The Secret History of the 1968 Civil Rights Act
What the fight of Lyndon Johnson's political life says about the nature of transformative politics.
Made up of ten titles, the 1968 Civil Rights Act consisted of a broad swath of separate issues relating to civil rights that were not covered in the previous civil rights bills. Title I of the act addressed intimidation and assault of civil rights workers. Titles II to VII involved Native American affairs. But the heart of the bill was in Titles VIII to IX. Known by themselves as the “Fair Housing Act,” these titles, among other things, made individual acts of explicit racial discrimination in housing transactions illegal. Apart from sporadic administrative changes made to ease enforcement, this law has been left largely unchanged in the 54 years since its passage.

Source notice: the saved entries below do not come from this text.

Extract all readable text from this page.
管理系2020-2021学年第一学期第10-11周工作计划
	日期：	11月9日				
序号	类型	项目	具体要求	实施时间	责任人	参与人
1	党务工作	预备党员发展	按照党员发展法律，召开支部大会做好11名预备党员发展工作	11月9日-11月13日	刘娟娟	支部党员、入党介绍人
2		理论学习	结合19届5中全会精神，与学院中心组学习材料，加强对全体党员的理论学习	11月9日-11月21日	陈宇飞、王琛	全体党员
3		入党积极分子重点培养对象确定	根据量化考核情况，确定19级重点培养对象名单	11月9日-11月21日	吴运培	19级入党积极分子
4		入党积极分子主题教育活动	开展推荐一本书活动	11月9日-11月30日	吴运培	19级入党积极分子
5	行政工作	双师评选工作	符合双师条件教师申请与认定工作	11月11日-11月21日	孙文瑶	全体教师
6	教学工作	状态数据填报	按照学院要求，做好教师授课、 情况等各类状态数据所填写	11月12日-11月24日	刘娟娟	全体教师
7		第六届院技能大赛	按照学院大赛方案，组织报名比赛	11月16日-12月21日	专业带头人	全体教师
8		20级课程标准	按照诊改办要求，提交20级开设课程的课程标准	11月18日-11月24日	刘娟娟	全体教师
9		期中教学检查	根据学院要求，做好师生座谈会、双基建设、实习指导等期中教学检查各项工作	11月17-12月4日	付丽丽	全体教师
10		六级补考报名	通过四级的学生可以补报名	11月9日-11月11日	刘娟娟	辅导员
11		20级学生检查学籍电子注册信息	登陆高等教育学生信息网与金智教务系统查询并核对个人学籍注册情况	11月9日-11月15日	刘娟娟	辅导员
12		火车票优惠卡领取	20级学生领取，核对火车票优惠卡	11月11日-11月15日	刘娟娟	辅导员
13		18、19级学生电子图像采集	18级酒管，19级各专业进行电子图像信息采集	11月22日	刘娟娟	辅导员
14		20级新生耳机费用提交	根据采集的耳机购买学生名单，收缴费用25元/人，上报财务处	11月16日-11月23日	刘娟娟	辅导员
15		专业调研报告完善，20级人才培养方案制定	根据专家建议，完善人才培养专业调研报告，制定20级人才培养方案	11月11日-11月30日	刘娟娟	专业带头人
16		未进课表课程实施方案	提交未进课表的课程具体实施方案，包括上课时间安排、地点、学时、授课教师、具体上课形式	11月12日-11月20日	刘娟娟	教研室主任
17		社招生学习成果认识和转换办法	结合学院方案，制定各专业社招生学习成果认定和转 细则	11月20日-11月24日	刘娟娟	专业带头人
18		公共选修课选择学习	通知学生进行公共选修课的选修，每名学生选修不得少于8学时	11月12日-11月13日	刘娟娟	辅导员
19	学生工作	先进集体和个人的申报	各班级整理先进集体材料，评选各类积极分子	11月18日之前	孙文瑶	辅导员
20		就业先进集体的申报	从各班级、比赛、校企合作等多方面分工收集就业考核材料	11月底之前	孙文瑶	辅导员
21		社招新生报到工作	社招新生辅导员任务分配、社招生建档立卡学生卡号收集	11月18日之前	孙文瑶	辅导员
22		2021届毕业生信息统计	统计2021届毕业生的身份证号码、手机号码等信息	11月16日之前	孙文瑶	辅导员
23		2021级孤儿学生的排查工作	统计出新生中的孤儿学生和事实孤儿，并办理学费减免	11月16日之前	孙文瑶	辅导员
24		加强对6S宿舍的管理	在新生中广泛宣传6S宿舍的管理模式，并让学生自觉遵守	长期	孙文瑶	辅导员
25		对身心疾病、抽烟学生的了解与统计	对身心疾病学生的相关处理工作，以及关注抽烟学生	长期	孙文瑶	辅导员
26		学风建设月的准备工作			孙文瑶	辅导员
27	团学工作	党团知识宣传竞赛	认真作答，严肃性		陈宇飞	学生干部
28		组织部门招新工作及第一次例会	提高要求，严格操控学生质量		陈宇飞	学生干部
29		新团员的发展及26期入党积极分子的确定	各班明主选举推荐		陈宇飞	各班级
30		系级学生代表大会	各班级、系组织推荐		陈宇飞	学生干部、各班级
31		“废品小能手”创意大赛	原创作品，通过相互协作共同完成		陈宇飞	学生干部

To this day, this is the extent of the federal government’s involvement on fair housing: language written over half a century ago. And in the years since then, residential racial segregation has declined. But if the ultimate purpose of the legislation was to integrate America’s homes and schools, it failed. The demographic geography of America, especially in its cities, is still segregated by race, and the issues that fair housing was such a potentially potent solution for—gaps in quality of education, prejudiced attitudes, poverty among minority groups, among so many other things—remain as relevant today as they were in 1968.
In recent years, the dire state of life in America’s cities has received increased attention, and rightfully so. You don’t need me to tell you about YIMBYs: they’ll gladly do it for you. And many of the points these groups and individuals make about where America’s housing policies have gone wrong, and what should be done to fix them, are undeniably true. But in listening to these groups, you could be forgiven for thinking that this is an entirely new issue: that no one cared about the horror that is the American cityscape until roughly the mid-2010s, when a few brave souls noticed that Palo Alto did not have enough bike lanes.
This has always come across as remarkably unserious to me. For as thorough as YIMBYs can be in learning every minute detail on the merits of their policies, almost no interest is shown in the history of their own movement. And it shows. Whenever they make a push, YIMBYs seem to always frame their preferred policies as new, genius technocratic fixes to America’s ills—just common sense! They then present their common-sense solutions to their local authorities, seemingly expecting everyone to be amazed by the merits of their proposals. Then they lose. Then they go onto Twitter in shock to declare that San Francisco, or wherever they live, must be the most conservative city in America for treating them so unfairly.
It would be funny if the issue at hand weren’t so serious. America desperately needs a real push for fair housing laws: a movement that doesn’t just understand how good its own policies are, but also knows its own history, knows its opponents, and has an idea for what a coalition capable of passing its policies might look like. And for all of its flaws and limitations, the 1968 Civil Rights Act stands as the only time this has been done.
At first glance, the convincing margins the bill passed by (71-20 in favor in the Senate, 250-71 in the House) seems to promise a simple story. But the actual history of the act—a two-and-a-half-year long saga spanning riots, betrayal, a political collapse, backroom deals, and a murder—was anything but. It’s a complex story. But at the heart of it are the answers to two central questions:
What did it take for Lyndon Johnson to succeed where everyone else, before or since, has failed? And can it be done again?
The Stage
President Lyndon Baines Johnson entered his first full term as president in January 1965 in as strong of a position as any president in American history. His victory over Barry Goldwater a few months prior was one of the most decisive in history, and its impact was far more than just a running up of the score against a flawed opponent. In the Senate, Democrats won 28 of the 35 seats up for election, expanding their majority to 68 seats. In the House, the party, which already held an 82-seat majority, gained 37 additional seats overall, even while facing losses in the South. Within the caucus, this amounted to a new class of 47 pro-Johnson liberal freshmen. Democrats holding congressional majorities was hardly new: with a few exceptions, they had done so constantly since 1931. But this time, the sheer size of their majorities, and the nature of the new additions to it, meant that the 89th congress was going to be quite different from the ones that had preceded it. Its new class of Northern liberals broke the grip that the de-facto “conservative coalition” of Southern Democrats and conservative Republicans had held over Congress since the 1938 midterms. Priorities that had been held up for decades under multiple administrations could now be passed with ease. With this new, robust liberal majority in congress backing him, an electoral mandate from one of the largest landslides in American history, and widespread popularity among the public, Johnson pressed forward with his agenda in full force.